Al contrario di Gino, Serena Micantonio è ancora nel bel mezzo di un percorso didattico in progress, come è ben evidente. Nell’opera “In nomen” la sua vocazione analitica si concentra su due ambiti: il primo, personale, propone una riflessione sulla propria identità e perfino sul proprio nome; il secondo dà vita ad una meditazione sull’eredità dei coltissimi ed acuti “fumetti” di Roy Lichtenstein, il pittore massmediatico per eccellenza. Dopo infinite prove cromatiche e compositive Serena è arrivata a  conquistare un proprio autoritratto sintetico e comunicativo, sospeso fra realtà ed artificio elettronico. Ha soddisfatto un’esigenza di autochiarificazione anche esistenziale, prima che artistica. E’ un’immagine speculare che va guardata allo specchio per leggere il pensiero che l’affianca: “ da sempre desideravo conoscere la differenza tra un segno che va considerato arte e uno che non può essere considerato tale”. Serena ha dunque acquisito una fondamentale consapevolezza che d’ora in poi le sarà molto utile.

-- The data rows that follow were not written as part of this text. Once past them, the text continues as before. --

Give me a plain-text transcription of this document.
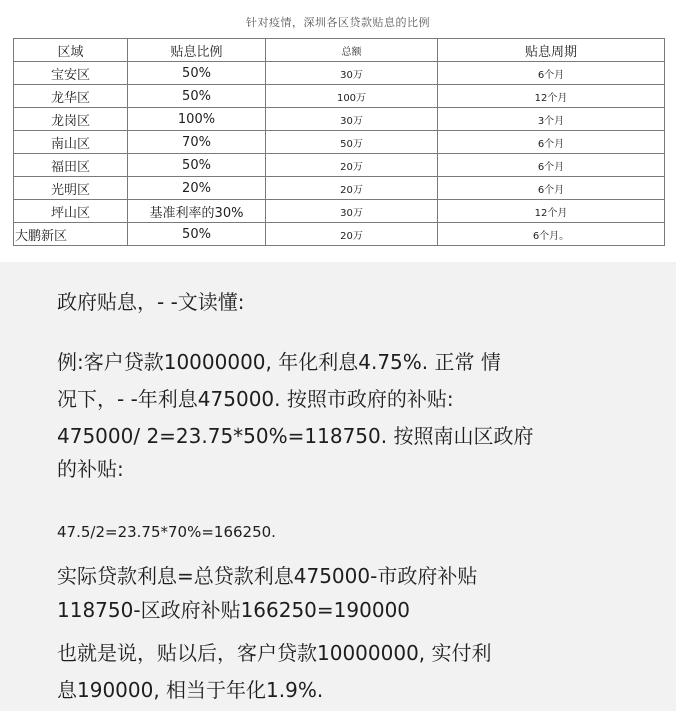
针对疫情，深圳各区贷款贴息的比例
区域	贴息比例	总额	贴息周期
宝安区	50%	30万	6个月
龙华区	50%	100万	12个月
龙岗区	100%	30万	3个月
南山区	70%	50万	6个月
福田区	50%	20万	6个月
光明区	20%	20万	6个月
坪山区	基准利率的30%	30万	12个月
大鹏新区	50%	20万	6个月。

政府贴息，- -文读懂:

例:客户贷款10000000, 年化利息4.75%. 正常 情

况下，- -年利息475000. 按照市政府的补贴:

475000/ 2=23.75*50%=118750. 按照南山区政府

的补贴:

47.5/2=23.75*70%=166250.

实际贷款利息=总贷款利息475000-市政府补贴

118750-区政府补贴166250=190000

也就是说，贴以后，客户贷款10000000, 实付利

息190000, 相当于年化1.9%.
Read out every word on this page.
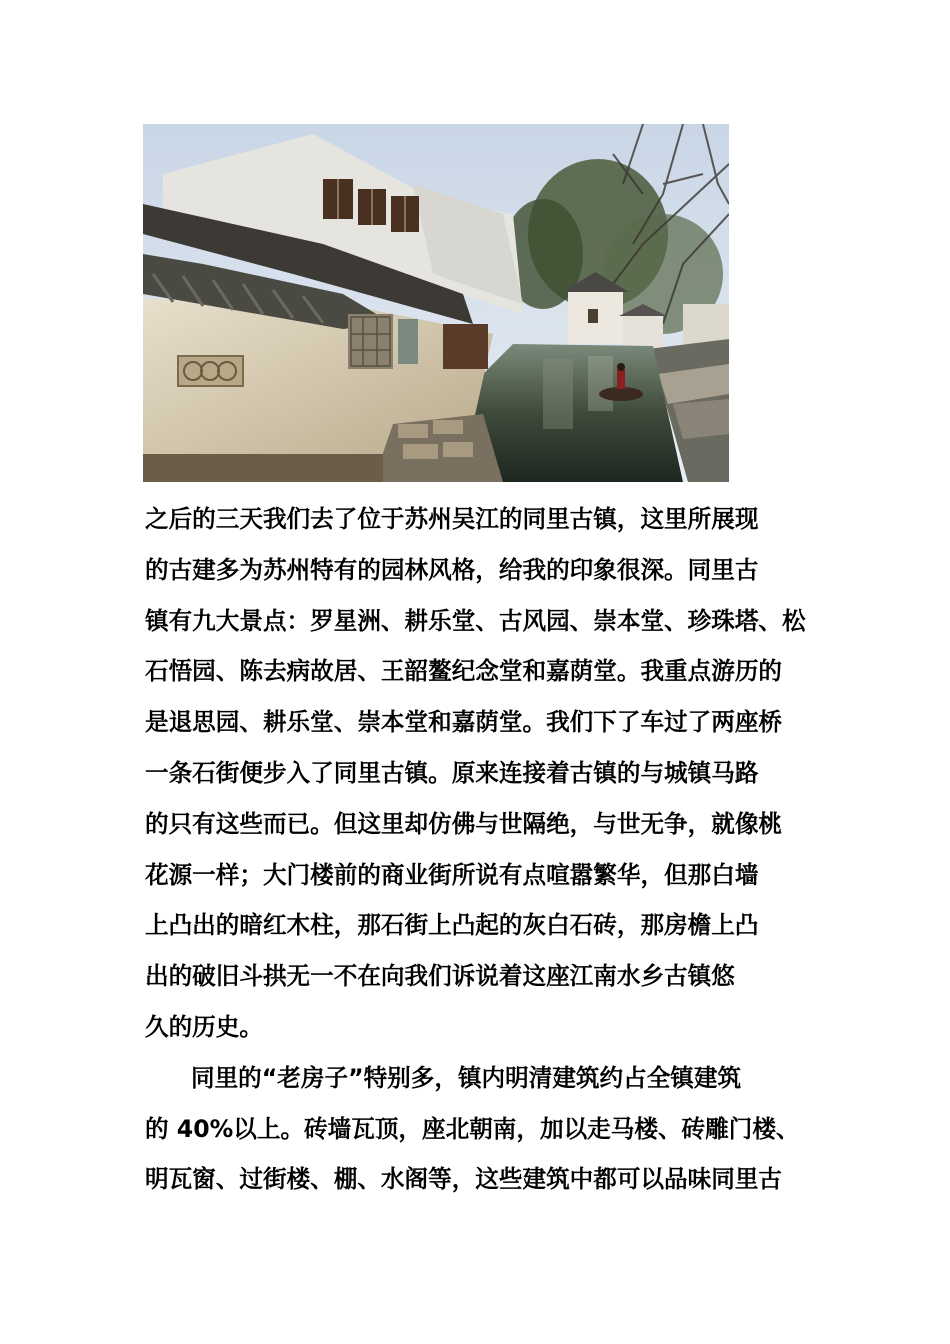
之后的三天我们去了位于苏州吴江的同里古镇，这里所展现
的古建多为苏州特有的园林风格，给我的印象很深。同里古
镇有九大景点：罗星洲、耕乐堂、古风园、崇本堂、珍珠塔、松
石悟园、陈去病故居、王韶鳌纪念堂和嘉荫堂。我重点游历的
是退思园、耕乐堂、崇本堂和嘉荫堂。我们下了车过了两座桥
一条石街便步入了同里古镇。原来连接着古镇的与城镇马路
的只有这些而已。但这里却仿佛与世隔绝，与世无争，就像桃
花源一样；大门楼前的商业街所说有点喧嚣繁华，但那白墙
上凸出的暗红木柱，那石街上凸起的灰白石砖，那房檐上凸
出的破旧斗拱无一不在向我们诉说着这座江南水乡古镇悠
久的历史。
同里的“老房子”特别多，镇内明清建筑约占全镇建筑
的 40%以上。砖墙瓦顶，座北朝南，加以走马楼、砖雕门楼、
明瓦窗、过街楼、棚、水阁等，这些建筑中都可以品味同里古
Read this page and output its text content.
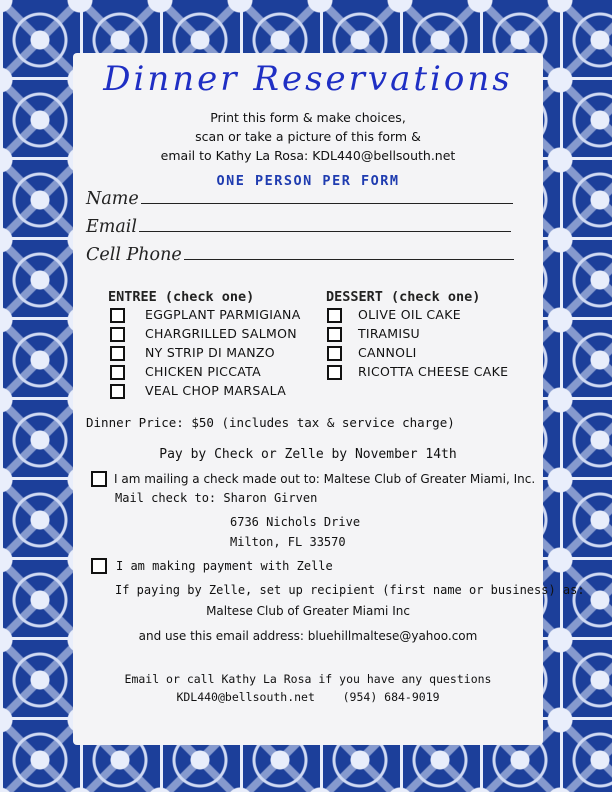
Dinner Reservations
Print this form & make choices,
scan or take a picture of this form &
email to Kathy La Rosa: KDL440@bellsouth.net
ONE PERSON PER FORM
Name
Email
Cell Phone
ENTREE (check one)
EGGPLANT PARMIGIANA
CHARGRILLED SALMON
NY STRIP DI MANZO
CHICKEN PICCATA
VEAL CHOP MARSALA
DESSERT (check one)
OLIVE OIL CAKE
TIRAMISU
CANNOLI
RICOTTA CHEESE CAKE
Dinner Price: $50 (includes tax & service charge)
Pay by Check or Zelle by November 14th
I am mailing a check made out to: Maltese Club of Greater Miami, Inc.
Mail check to: Sharon Girven
6736 Nichols Drive
Milton, FL 33570
I am making payment with Zelle
If paying by Zelle, set up recipient (first name or business) as:
Maltese Club of Greater Miami Inc
and use this email address: bluehillmaltese@yahoo.com
Email or call Kathy La Rosa if you have any questions
KDL440@bellsouth.net (954) 684-9019
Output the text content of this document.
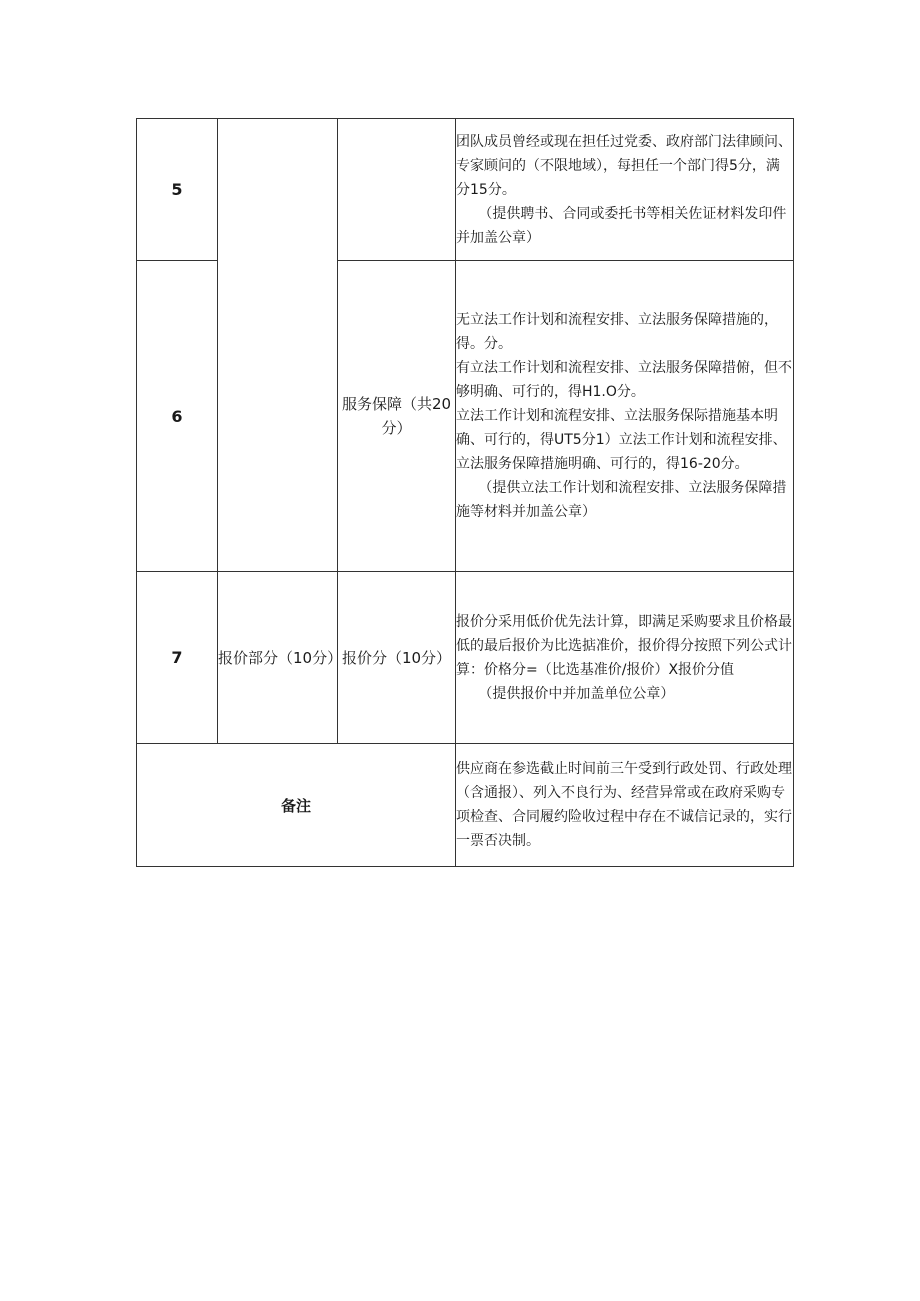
5			团队成员曾经或现在担任过党委、政府部门法律顾问、专家顾问的（不限地域），每担任一个部门得5分，满分15分。
（提供聘书、合同或委托书等相关佐证材料发印件并加盖公章）

6		服务保障（共20分）	无立法工作计划和流程安排、立法服务保障措施的，得。分。
有立法工作计划和流程安排、立法服务保障措俯，但不够明确、可行的，得H1.O分。
立法工作计划和流程安排、立法服务保际措施基本明确、可行的，得UT5分1）立法工作计划和流程安排、立法服务保障措施明确、可行的，得16-20分。
（提供立法工作计划和流程安排、立法服务保障措施等材料并加盖公章）

7	报价部分（10分）	报价分（10分）	报价分采用低价优先法计算，即满足采购要求且价格最低的最后报价为比选掂准价，报价得分按照下列公式计算：价格分=（比选基准价/报价）X报价分值
（提供报价中并加盖单位公章）

备注			供应商在参选截止时间前三午受到行政处罚、行政处理（含通报）、列入不良行为、经营异常或在政府采购专项检查、合同履约险收过程中存在不诚信记录的，实行一票否决制。
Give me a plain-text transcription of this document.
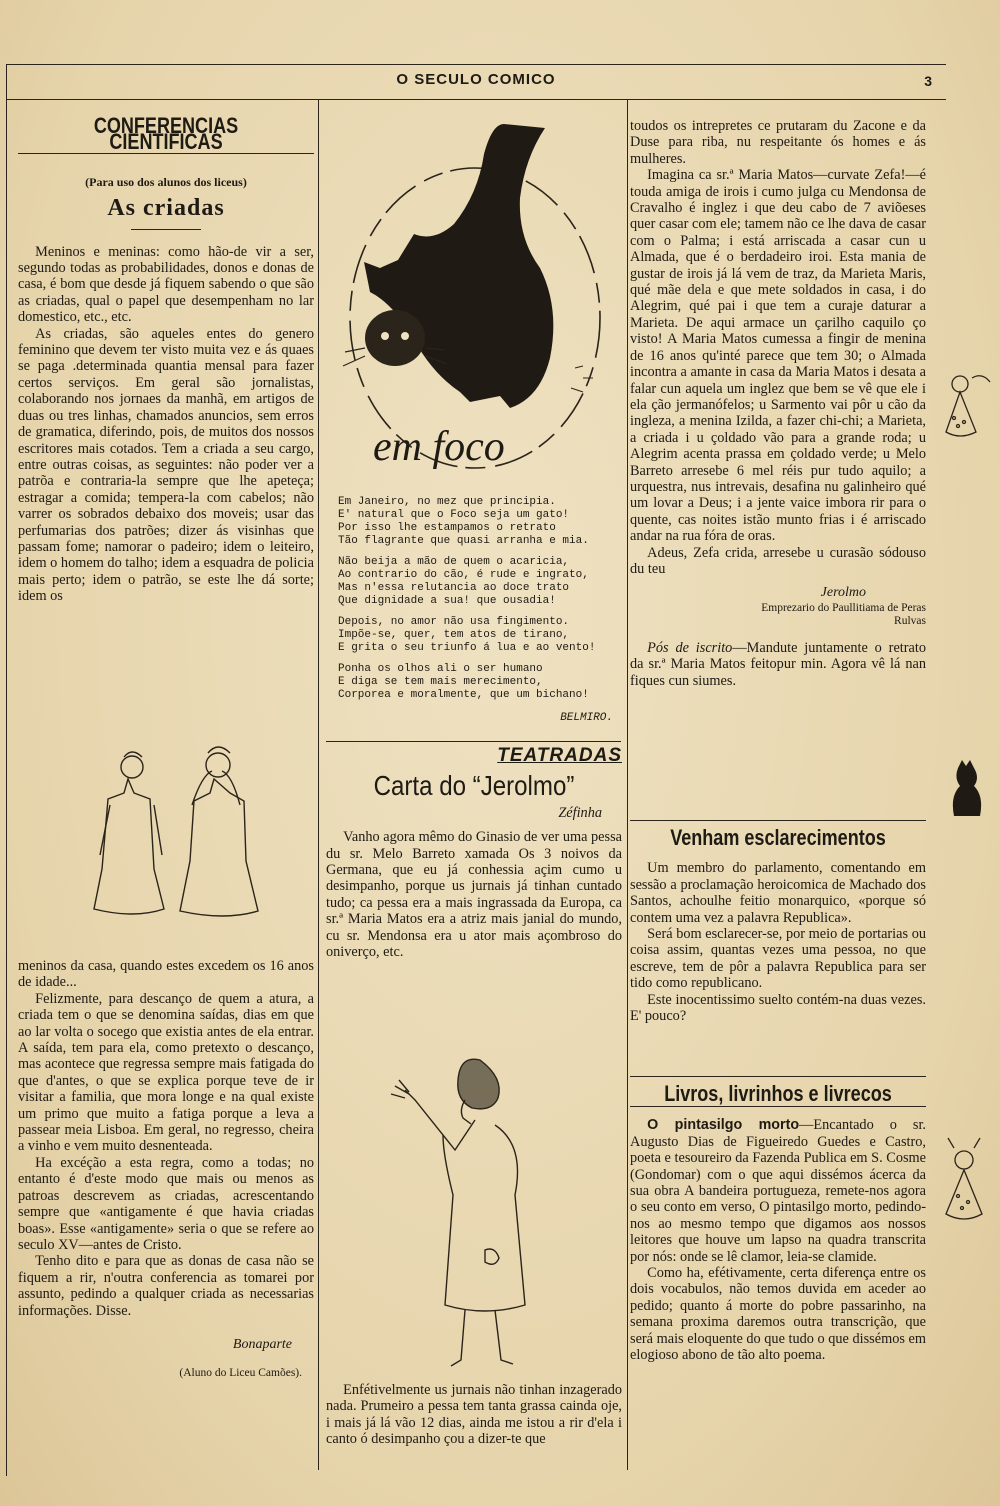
O SECULO COMICO	3
CONFERENCIAS CIENTIFICAS
(Para uso dos alunos dos liceus)
As criadas

Meninos e meninas: como hão-de vir a ser, segundo todas as probabilidades, donos e donas de casa, é bom que desde já fiquem sabendo o que são as criadas, qual o papel que desempenham no lar domestico, etc., etc.

As criadas, são aqueles entes do genero feminino que devem ter visto muita vez e ás quaes se paga .determinada quantia mensal para fazer certos serviços. Em geral são jornalistas, colaborando nos jornaes da manhã, em artigos de duas ou tres linhas, chamados anuncios, sem erros de gramatica, diferindo, pois, de muitos dos nossos escritores mais cotados. Tem a criada a seu cargo, entre outras coisas, as seguintes: não poder ver a patrõa e contraria-la sempre que lhe apeteça; estragar a comida; tempera-la com cabelos; não varrer os sobrados debaixo dos moveis; usar das perfumarias dos patrões; dizer ás visinhas que passam fome; namorar o padeiro; idem o leiteiro, idem o homem do talho; idem a esquadra de policia mais perto; idem o patrão, se este lhe dá sorte; idem os

meninos da casa, quando estes excedem os 16 anos de idade...

Felizmente, para descanço de quem a atura, a criada tem o que se denomina saídas, dias em que ao lar volta o socego que existia antes de ela entrar. A saída, tem para ela, como pretexto o descanço, mas acontece que regressa sempre mais fatigada do que d'antes, o que se explica porque teve de ir visitar a familia, que mora longe e na qual existe um primo que muito a fatiga porque a leva a passear meia Lisboa. Em geral, no regresso, cheira a vinho e vem muito desnenteada.

Ha excéção a esta regra, como a todas; no entanto é d'este modo que mais ou menos as patroas descrevem as criadas, acrescentando sempre que «antigamente é que havia criadas boas». Esse «antigamente» seria o que se refere ao seculo XV—antes de Cristo.

Tenho dito e para que as donas de casa não se fiquem a rir, n'outra conferencia as tomarei por assunto, pedindo a qualquer criada as necessarias informações. Disse.

Bonaparte
(Aluno do Liceu Camões).
em foco
Em Janeiro, no mez que principia.
E' natural que o Foco seja um gato!
Por isso lhe estampamos o retrato
Tão flagrante que quasi arranha e mia.
Não beija a mão de quem o acaricia,
Ao contrario do cão, é rude e ingrato,
Mas n'essa relutancia ao doce trato
Que dignidade a sua! que ousadia!
Depois, no amor não usa fingimento.
Impõe-se, quer, tem atos de tirano,
E grita o seu triunfo á lua e ao vento!
Ponha os olhos ali o ser humano
E diga se tem mais merecimento,
Corporea e moralmente, que um bichano!
BELMIRO.
TEATRADAS
Carta do “Jerolmo”
Zéfinha

Vanho agora mêmo do Ginasio de ver uma pessa du sr. Melo Barreto xamada Os 3 noivos da Germana, que eu já conhessia açim cumo u desimpanho, porque us jurnais já tinhan cuntado tudo; ca pessa era a mais ingrassada da Europa, ca sr.ª Maria Matos era a atriz mais janial do mundo, cu sr. Mendonsa era u ator mais açombroso do oniverço, etc.

Enfétivelmente us jurnais não tinhan inzagerado nada. Prumeiro a pessa tem tanta grassa cainda oje, i mais já lá vão 12 dias, ainda me istou a rir d'ela i canto ó desimpanho çou a dizer-te que

toudos os intrepretes ce prutaram du Zacone e da Duse para riba, nu respeitante ós homes e ás mulheres.

Imagina ca sr.ª Maria Matos—curvate Zefa!—é touda amiga de irois i cumo julga cu Mendonsa de Cravalho é inglez i que deu cabo de 7 aviõeses quer casar com ele; tamem não ce lhe dava de casar com o Palma; i está arriscada a casar cun u Almada, que é o berdadeiro iroi. Esta mania de gustar de irois já lá vem de traz, da Marieta Maris, qué mãe dela e que mete soldados in casa, i do Alegrim, qué pai i que tem a curaje daturar a Marieta. De aqui armace un çarilho caquilo ço visto! A Maria Matos cumessa a fingir de menina de 16 anos qu'inté parece que tem 30; o Almada incontra a amante in casa da Maria Matos i desata a falar cun aquela um inglez que bem se vê que ele i ela ção jermanófelos; u Sarmento vai pôr u cão da ingleza, a menina Izilda, a fazer chi-chi; a Marieta, a criada i u çoldado vão para a grande roda; u Alegrim acenta prassa em çoldado verde; u Melo Barreto arresebe 6 mel réis pur tudo aquilo; a urquestra, nus intrevais, desafina nu galinheiro qué um lovar a Deus; i a jente vaice imbora rir para o quente, cas noites istão munto frias i é arriscado andar na rua fóra de oras.

Adeus, Zefa crida, arresebe u curasão sódouso du teu

Jerolmo
Emprezario do Paullitiama de Peras Rulvas

Pós de iscrito—Mandute juntamente o retrato da sr.ª Maria Matos feitopur min. Agora vê lá nan fiques cun siumes.

Venham esclarecimentos

Um membro do parlamento, comentando em sessão a proclamação heroicomica de Machado dos Santos, achoulhe feitio monarquico, «porque só contem uma vez a palavra Republica».

Será bom esclarecer-se, por meio de portarias ou coisa assim, quantas vezes uma pessoa, no que escreve, tem de pôr a palavra Republica para ser tido como republicano.

Este inocentissimo suelto contém-na duas vezes. E' pouco?

Livros, livrinhos e livrecos

O pintasilgo morto—Encantado o sr. Augusto Dias de Figueiredo Guedes e Castro, poeta e tesoureiro da Fazenda Publica em S. Cosme (Gondomar) com o que aqui dissémos ácerca da sua obra A bandeira portugueza, remete-nos agora o seu conto em verso, O pintasilgo morto, pedindo-nos ao mesmo tempo que digamos aos nossos leitores que houve um lapso na quadra transcrita por nós: onde se lê clamor, leia-se clamide.

Como ha, efétivamente, certa diferença entre os dois vocabulos, não temos duvida em aceder ao pedido; quanto á morte do pobre passarinho, na semana proxima daremos outra transcrição, que será mais eloquente do que tudo o que dissémos em elogioso abono de tão alto poema.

In qualche modo sia Gino che Serena vogliono restituire all’immagine e all’oggetto estetico una dimensione simbolica. Così reagiscono al virus letale che infesta la nostra società e che è stato pregevolmente registrato da Jean Baudrillard: ” Tutte le cose, private del loro segreto e della loro illusione, sono condannate all’esistenza, all’apparenza visibile, sono condannate alla pubblicità, al far-credere, al far-vedere. Il nostro mondo moderno è pubblicitario nella sua essenza”. E ancora: “ Quella che oggi chiamiamo arte sembra dare testimonianza di un vuoto irreparabile. L’arte è travestita da idea, l’idea è travestita da arte”. A noi tutti spetta  l’onore e l’onere di dimostrare il contrario.

 

Roma, Ottobre 2004

  

* Testo critico pubblicato sul catalogo "Corpo nella Microgalleria"  ed. Accademia di Belle Arti, L’Aquila, 2004, p. 3 - 4 in occasione della mostra personale “Cullarsi” a cura di Anna Maiorano e Cristina Reggio (19 Novembre - 15 Dicembre 2004), Microgalleria, Accademia di Belle Arti, L’Aquila.